We also wanted to include in our analysis finding the cost of equity using the dividend growth model as well as the earnings of capitalization method. When using the dividend growth model we found that the cost of equity is: 6. 64% EXHIBIT 9. The earnings of capitalization method gave us 5. 51% EXHIBIT 10. Both of these methods DGM and ECM are irrelevant to our analysis of Nike for the reason that given the recent history of Nike we aren’t dealing with a stable better yet mature company, therefore the choosing of those methods would be inaccurate. Our Recommendation

Given that we used an analytical approach to determine if Nike is undervalued or overvalued we wanted to assure our investors that we took diligent steps in determining this. As we mentioned earlier in the report we used two different methods to calculate the WACC. The geometric and the Arithmetic both were higher than Joanna’s but they still prove that the stock is undervalued by six to twelve dollars a share. As you can see from the report Exhibit 11 shows that we used market values to determine the cost of equity. Overall the geometric gives us an equity value of $48. 0 and the arithmetic gives us an equity value of 58. 46 a share. We feel confident that our analysis gives us a clear and concise picture of where Nikes stock is heading in the future. Our Recommendation is that Nike is strong buy most appropriate for a long term investment ranging from 5-10 years. Given the different opinions on dividend payout it may also be appropriate for investors who prefer a portfolio with dividend payout. Our Conclusion Given that this case was in past we can actually see what really did happen and verify our predictions of Nike.
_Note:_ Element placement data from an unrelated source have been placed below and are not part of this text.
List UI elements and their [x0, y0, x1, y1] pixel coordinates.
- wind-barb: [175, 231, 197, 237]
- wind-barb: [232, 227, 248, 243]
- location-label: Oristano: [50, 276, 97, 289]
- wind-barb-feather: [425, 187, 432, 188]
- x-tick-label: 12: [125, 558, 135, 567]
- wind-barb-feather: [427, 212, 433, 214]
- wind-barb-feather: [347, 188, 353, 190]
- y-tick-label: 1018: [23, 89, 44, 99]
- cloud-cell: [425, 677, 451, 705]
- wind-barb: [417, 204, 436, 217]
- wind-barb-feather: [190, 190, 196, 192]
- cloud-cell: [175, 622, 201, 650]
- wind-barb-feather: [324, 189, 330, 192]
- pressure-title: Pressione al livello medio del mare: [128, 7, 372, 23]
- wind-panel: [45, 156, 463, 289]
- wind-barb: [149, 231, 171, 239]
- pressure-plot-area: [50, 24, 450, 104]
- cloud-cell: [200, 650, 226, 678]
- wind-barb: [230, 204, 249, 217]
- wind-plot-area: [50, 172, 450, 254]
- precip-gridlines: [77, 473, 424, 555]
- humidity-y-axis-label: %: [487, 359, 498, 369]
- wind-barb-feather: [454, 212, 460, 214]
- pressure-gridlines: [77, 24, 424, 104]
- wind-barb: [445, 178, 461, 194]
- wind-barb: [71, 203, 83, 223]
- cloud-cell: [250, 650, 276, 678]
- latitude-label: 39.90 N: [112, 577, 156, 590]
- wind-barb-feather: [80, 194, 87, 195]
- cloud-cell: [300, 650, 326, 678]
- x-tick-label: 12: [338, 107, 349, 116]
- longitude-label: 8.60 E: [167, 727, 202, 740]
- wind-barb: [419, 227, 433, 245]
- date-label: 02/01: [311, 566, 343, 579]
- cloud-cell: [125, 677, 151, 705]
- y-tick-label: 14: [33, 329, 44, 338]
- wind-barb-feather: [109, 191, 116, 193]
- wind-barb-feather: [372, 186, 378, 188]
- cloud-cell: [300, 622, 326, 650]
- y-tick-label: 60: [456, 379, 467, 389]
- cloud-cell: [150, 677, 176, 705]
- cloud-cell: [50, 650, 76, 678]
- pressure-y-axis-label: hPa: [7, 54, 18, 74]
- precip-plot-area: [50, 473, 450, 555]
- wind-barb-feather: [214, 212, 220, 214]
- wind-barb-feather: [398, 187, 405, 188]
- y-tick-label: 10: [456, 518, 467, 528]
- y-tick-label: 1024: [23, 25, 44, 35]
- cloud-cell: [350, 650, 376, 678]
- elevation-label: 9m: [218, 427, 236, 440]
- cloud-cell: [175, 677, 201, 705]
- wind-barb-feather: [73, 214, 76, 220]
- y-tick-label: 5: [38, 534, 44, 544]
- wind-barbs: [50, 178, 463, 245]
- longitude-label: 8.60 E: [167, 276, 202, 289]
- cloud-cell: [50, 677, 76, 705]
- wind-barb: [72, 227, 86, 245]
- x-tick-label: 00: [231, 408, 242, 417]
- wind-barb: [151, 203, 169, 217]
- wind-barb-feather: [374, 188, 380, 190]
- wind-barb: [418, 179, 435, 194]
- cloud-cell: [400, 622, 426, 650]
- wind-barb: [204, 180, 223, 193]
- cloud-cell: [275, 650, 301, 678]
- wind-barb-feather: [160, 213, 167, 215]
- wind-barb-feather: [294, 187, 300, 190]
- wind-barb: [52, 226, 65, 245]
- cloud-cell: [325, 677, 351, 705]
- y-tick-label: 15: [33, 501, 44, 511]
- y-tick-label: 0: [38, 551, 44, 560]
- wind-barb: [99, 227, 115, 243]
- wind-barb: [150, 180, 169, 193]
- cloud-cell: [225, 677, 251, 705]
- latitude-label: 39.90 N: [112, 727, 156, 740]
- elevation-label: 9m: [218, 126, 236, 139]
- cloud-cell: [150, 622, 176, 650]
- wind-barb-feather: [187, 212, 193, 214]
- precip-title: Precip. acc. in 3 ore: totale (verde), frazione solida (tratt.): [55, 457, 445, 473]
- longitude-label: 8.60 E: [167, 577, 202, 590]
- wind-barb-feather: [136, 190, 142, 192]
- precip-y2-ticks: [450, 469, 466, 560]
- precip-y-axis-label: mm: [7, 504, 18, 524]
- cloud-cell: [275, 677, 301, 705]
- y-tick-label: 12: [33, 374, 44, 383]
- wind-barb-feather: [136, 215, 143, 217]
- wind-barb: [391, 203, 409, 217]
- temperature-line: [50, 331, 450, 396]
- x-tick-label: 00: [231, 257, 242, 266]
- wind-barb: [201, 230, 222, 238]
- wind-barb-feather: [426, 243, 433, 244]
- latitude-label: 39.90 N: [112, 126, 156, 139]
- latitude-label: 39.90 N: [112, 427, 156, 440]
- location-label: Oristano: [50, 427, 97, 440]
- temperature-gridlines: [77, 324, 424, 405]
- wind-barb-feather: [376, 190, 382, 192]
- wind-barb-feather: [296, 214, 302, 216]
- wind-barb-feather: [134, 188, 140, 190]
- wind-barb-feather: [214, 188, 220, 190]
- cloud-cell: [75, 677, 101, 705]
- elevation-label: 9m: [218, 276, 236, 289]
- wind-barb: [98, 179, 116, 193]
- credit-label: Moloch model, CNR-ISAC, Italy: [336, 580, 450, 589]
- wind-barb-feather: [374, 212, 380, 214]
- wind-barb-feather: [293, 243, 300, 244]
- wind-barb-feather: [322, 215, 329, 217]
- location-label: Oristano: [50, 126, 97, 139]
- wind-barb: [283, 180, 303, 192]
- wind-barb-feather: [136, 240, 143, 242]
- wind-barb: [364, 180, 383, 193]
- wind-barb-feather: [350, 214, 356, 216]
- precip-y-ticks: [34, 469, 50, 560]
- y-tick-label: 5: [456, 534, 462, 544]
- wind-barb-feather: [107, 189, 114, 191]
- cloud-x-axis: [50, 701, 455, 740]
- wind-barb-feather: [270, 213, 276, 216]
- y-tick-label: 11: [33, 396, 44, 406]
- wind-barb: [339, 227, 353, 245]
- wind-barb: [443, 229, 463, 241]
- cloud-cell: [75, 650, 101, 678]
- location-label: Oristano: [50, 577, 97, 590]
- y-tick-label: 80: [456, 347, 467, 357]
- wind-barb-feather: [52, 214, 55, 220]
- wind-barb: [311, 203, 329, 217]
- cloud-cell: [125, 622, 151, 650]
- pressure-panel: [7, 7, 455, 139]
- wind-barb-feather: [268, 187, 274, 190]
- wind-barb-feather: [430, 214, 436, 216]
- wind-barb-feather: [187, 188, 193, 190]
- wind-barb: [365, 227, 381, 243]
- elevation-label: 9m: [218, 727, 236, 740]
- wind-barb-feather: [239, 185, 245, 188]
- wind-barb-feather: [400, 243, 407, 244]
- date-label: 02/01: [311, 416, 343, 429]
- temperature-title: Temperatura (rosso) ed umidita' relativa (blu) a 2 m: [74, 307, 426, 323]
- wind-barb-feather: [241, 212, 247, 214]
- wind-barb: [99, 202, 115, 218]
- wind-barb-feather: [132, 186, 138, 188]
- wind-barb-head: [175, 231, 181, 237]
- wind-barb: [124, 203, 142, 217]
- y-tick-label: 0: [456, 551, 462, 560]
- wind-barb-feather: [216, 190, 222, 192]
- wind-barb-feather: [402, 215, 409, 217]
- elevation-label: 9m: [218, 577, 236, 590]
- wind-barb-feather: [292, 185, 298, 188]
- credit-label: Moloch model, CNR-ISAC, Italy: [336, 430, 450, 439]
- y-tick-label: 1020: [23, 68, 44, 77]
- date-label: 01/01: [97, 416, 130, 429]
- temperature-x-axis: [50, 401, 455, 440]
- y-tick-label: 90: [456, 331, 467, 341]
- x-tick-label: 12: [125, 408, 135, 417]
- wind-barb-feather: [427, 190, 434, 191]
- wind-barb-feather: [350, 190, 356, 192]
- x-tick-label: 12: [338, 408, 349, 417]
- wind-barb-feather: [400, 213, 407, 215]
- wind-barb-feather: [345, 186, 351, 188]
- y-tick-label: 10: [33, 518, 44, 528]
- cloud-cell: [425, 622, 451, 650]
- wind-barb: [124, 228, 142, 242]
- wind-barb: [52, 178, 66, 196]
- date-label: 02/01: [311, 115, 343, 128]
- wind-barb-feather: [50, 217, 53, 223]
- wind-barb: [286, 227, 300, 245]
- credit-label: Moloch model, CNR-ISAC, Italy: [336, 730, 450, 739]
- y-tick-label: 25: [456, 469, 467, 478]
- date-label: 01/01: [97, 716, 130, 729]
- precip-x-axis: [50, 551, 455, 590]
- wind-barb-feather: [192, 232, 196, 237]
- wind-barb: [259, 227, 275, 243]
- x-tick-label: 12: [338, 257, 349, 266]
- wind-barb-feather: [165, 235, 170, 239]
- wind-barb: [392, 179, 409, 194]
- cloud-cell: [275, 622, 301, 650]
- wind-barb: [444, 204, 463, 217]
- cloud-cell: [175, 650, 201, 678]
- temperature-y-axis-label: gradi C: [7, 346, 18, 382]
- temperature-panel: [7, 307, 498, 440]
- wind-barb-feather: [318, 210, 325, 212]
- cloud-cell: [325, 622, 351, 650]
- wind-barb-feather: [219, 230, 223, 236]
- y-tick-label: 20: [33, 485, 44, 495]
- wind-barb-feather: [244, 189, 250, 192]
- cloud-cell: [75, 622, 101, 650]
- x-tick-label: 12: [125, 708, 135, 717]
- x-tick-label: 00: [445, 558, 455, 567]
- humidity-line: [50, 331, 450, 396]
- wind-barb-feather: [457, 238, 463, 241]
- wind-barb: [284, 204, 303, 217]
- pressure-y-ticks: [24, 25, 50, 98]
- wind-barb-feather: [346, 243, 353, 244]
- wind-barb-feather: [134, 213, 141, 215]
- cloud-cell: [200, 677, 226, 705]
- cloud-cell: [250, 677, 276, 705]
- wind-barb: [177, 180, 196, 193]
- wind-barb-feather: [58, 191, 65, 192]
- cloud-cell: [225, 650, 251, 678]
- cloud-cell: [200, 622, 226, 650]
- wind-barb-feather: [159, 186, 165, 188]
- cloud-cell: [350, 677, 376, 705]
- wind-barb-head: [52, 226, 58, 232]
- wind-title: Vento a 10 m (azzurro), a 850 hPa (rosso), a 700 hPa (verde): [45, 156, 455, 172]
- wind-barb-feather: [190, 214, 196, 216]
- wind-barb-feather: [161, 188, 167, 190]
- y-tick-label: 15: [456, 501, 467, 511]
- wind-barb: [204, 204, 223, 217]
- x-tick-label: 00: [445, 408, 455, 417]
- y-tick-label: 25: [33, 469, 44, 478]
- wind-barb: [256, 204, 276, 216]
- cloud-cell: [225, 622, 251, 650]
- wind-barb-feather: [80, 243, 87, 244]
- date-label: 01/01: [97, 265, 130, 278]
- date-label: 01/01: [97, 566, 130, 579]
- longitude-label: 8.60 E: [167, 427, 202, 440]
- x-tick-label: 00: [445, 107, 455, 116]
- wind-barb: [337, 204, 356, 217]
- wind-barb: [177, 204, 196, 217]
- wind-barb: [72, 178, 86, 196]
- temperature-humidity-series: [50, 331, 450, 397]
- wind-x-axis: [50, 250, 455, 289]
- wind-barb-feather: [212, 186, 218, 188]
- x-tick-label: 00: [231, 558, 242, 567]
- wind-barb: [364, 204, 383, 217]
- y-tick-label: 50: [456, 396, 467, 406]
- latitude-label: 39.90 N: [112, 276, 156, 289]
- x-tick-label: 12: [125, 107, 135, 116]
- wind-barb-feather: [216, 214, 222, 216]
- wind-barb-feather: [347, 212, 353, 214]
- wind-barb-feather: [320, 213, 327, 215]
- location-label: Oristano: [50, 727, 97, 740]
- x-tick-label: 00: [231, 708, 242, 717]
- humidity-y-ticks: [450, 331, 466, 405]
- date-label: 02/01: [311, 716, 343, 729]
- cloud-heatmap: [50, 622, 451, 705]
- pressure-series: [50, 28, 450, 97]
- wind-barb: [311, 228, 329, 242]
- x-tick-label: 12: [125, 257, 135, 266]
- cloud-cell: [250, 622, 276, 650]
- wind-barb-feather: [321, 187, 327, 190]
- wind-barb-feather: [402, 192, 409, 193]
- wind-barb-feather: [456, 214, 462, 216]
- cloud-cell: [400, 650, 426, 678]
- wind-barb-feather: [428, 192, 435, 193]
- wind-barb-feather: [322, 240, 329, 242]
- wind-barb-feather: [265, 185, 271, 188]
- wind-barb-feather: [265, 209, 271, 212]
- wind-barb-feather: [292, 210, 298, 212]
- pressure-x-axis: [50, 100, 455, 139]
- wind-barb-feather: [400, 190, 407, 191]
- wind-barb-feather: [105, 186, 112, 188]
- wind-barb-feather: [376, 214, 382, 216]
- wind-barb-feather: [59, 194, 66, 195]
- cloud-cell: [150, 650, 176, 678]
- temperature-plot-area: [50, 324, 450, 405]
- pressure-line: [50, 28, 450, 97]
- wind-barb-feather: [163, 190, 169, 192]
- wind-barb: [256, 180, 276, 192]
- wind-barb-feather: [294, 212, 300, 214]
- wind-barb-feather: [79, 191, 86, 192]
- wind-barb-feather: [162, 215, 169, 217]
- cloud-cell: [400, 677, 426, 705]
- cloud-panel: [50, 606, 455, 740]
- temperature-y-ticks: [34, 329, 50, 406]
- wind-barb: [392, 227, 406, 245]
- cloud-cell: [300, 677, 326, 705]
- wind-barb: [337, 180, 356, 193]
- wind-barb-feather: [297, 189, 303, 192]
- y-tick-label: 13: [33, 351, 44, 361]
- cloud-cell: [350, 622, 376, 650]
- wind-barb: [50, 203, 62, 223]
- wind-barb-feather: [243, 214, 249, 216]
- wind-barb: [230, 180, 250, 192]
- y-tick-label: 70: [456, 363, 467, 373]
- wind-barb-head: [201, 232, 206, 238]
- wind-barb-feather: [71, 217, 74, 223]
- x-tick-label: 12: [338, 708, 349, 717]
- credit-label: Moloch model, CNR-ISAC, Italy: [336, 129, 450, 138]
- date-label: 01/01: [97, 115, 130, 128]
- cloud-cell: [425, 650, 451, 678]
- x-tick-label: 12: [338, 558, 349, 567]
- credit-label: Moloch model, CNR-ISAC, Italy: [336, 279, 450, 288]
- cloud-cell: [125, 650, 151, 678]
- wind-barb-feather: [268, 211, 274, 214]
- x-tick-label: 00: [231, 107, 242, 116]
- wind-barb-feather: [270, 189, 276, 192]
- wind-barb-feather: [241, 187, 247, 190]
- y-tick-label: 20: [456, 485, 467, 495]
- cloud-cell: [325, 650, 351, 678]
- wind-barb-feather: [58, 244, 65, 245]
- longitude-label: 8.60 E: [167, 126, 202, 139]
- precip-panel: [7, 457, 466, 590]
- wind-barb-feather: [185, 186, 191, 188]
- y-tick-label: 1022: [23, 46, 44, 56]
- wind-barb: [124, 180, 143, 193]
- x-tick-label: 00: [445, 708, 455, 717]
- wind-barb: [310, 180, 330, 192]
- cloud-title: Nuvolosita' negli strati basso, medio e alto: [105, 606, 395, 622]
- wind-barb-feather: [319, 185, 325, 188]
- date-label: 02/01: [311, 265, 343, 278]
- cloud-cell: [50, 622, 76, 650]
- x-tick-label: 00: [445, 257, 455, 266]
If you look at Exhibit 14 you will notice that in the next couple years the Nike stock shoots up from its price at 42. 09 in 2001 to where it currently is today at 89 dollars share, which means that their projections were successful. Obviously this can only be done in the scenario we are in but it is nice to see the results of our analysis and to be able to compare it to what happens in the markets. Even thought the stock dropped after the bubble in 2008 it continued to climb. We hope that you find our analysis insightful and thank for you time today.